Voice of truth: Multinational Tobacco Industry activity in the Middle East: A review of internal industry documents by Ross Hammond and Celia White, produced for the World Health Organization. 38 pp.

Summary of published paper:

This paper examines tobacco industry documents which reveal evidence that the tobacco industry colluded in the Middle East to “promote and defend” the interests of these companies in the region. The companies carefully monitored and sought to undermine their health advocacy opponents in the Middle East, including the Arab Gulf Health Ministers’ Conference, the World Health Organization and national tobacco control coalitions. By the mid-1980s, the companies had set up “a major network of information sources and resources through which to lobby the appropriate officials” in the Gulf Cooperation Council (GCC).

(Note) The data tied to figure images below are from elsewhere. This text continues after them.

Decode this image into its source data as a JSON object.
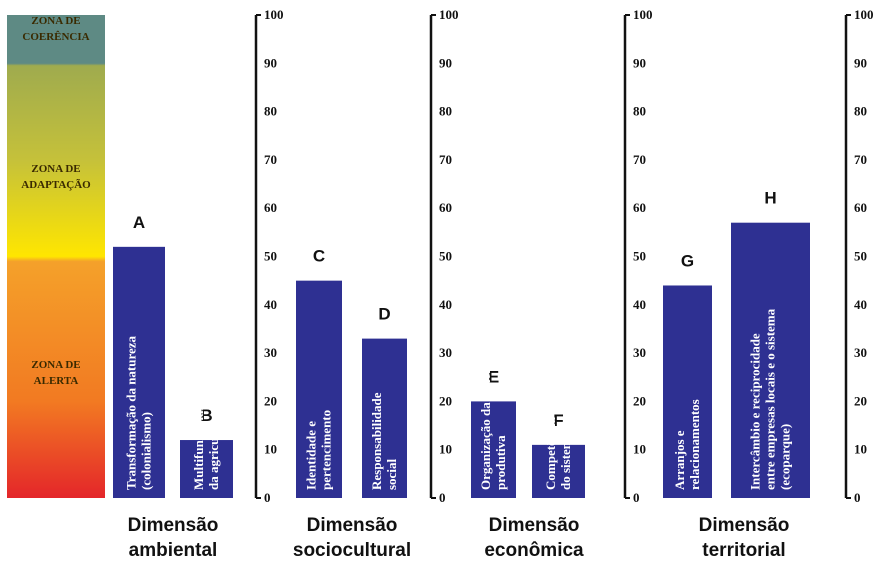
{
  "zones": [
    {
      "lines": [
        "ZONA DE",
        "COERÊNCIA"
      ],
      "from": 90,
      "to": 100,
      "color": "#5e8a84"
    },
    {
      "lines": [
        "ZONA DE",
        "ADAPTAÇÃO"
      ],
      "from": 50,
      "to": 90,
      "color": "#c9c23a"
    },
    {
      "lines": [
        "ZONA DE",
        "ALERTA"
      ],
      "from": 0,
      "to": 50,
      "color": "#f08a2a"
    }
  ],
  "chart_data": {
    "type": "bar",
    "title": "",
    "xlabel": "",
    "ylabel": "",
    "ylim": [
      0,
      100
    ],
    "yticks": [
      0,
      10,
      20,
      30,
      40,
      50,
      60,
      70,
      80,
      90,
      100
    ],
    "bar_color": "#2e3092",
    "groups": [
      {
        "name_lines": [
          "Dimensão",
          "ambiental"
        ]
      },
      {
        "name_lines": [
          "Dimensão",
          "sociocultural"
        ]
      },
      {
        "name_lines": [
          "Dimensão",
          "econômica"
        ]
      },
      {
        "name_lines": [
          "Dimensão",
          "territorial"
        ]
      }
    ],
    "bars": [
      {
        "letter": "A",
        "value": 52,
        "group": 0,
        "text_lines": [
          "Transformação da natureza",
          "(colonialismo)"
        ]
      },
      {
        "letter": "B",
        "value": 12,
        "group": 0,
        "text_lines": [
          "Multifuncionalidade",
          "da agricultura"
        ]
      },
      {
        "letter": "C",
        "value": 45,
        "group": 1,
        "text_lines": [
          "Identidade e",
          "pertencimento"
        ]
      },
      {
        "letter": "D",
        "value": 33,
        "group": 1,
        "text_lines": [
          "Responsabilidade",
          "social"
        ]
      },
      {
        "letter": "E",
        "value": 20,
        "group": 2,
        "text_lines": [
          "Organização da cadeia",
          "produtiva"
        ]
      },
      {
        "letter": "F",
        "value": 11,
        "group": 2,
        "text_lines": [
          "Competência e estabilidade",
          "do sistema"
        ]
      },
      {
        "letter": "G",
        "value": 44,
        "group": 3,
        "text_lines": [
          "Arranjos e",
          "relacionamentos"
        ]
      },
      {
        "letter": "H",
        "value": 57,
        "group": 3,
        "text_lines": [
          "Intercâmbio e reciprocidade",
          "entre empresas locais e o sistema",
          "(ecoparque)"
        ]
      }
    ]
  }
}
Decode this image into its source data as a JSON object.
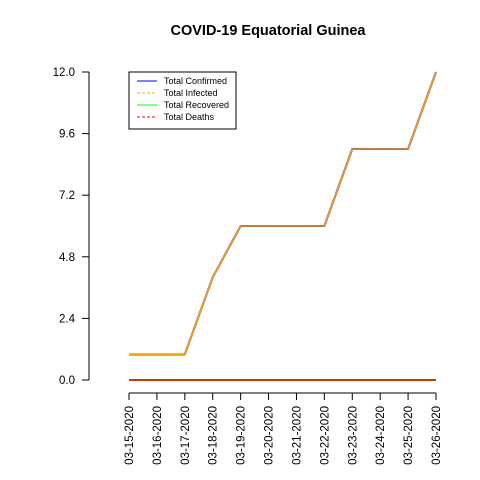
{
  "chart_data": {
    "type": "line",
    "title": "COVID-19 Equatorial Guinea",
    "xlabel": "",
    "ylabel": "",
    "categories": [
      "03-15-2020",
      "03-16-2020",
      "03-17-2020",
      "03-18-2020",
      "03-19-2020",
      "03-20-2020",
      "03-21-2020",
      "03-22-2020",
      "03-23-2020",
      "03-24-2020",
      "03-25-2020",
      "03-26-2020"
    ],
    "ylim": [
      0,
      12
    ],
    "yticks": [
      "0.0",
      "2.4",
      "4.8",
      "7.2",
      "9.6",
      "12.0"
    ],
    "grid": false,
    "legend_position": "top-left",
    "series": [
      {
        "name": "Total Confirmed",
        "color": "#0000ff",
        "dash": "solid",
        "values": [
          1,
          1,
          1,
          4,
          6,
          6,
          6,
          6,
          9,
          9,
          9,
          12
        ]
      },
      {
        "name": "Total Infected",
        "color": "#ffa500",
        "dash": "dashed",
        "values": [
          1,
          1,
          1,
          4,
          6,
          6,
          6,
          6,
          9,
          9,
          9,
          12
        ]
      },
      {
        "name": "Total Recovered",
        "color": "#00ff00",
        "dash": "solid",
        "values": [
          0,
          0,
          0,
          0,
          0,
          0,
          0,
          0,
          0,
          0,
          0,
          0
        ]
      },
      {
        "name": "Total Deaths",
        "color": "#ff0000",
        "dash": "dashed",
        "values": [
          0,
          0,
          0,
          0,
          0,
          0,
          0,
          0,
          0,
          0,
          0,
          0
        ]
      }
    ]
  }
}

Tobacco industry documents show that the companies enlisted prominent political figures in the Middle East to provide information and lobby for them, including an Egyptian member of Parliament, a former Assistant Secretary General of the Arab League and even, at one point, the Secretary General of the GCC Health Ministers who was also the Kuwaiti Under-Secretary for Health. The tobacco industry spent a great deal of time in the GCC cultivating the media, which they viewed as indispensable to their ability to communicate to both policymakers and the public. Aside from overt and covert lobbying of media owners and senior editors, tobacco companies also engaged in a sophisticated campaign to plant pro-tobacco articles in the regions newspapers. This strategy was employed in numerous attempts to defeat or amend proposed restrictions on tobacco advertising. In country after country, the companies engaged in concerted campaigns to defeat ad ban proposals or water them down. This often involved the use of third parties to lobby policymakers, including the International Advertisers’ Association, distributors and friendly media owners.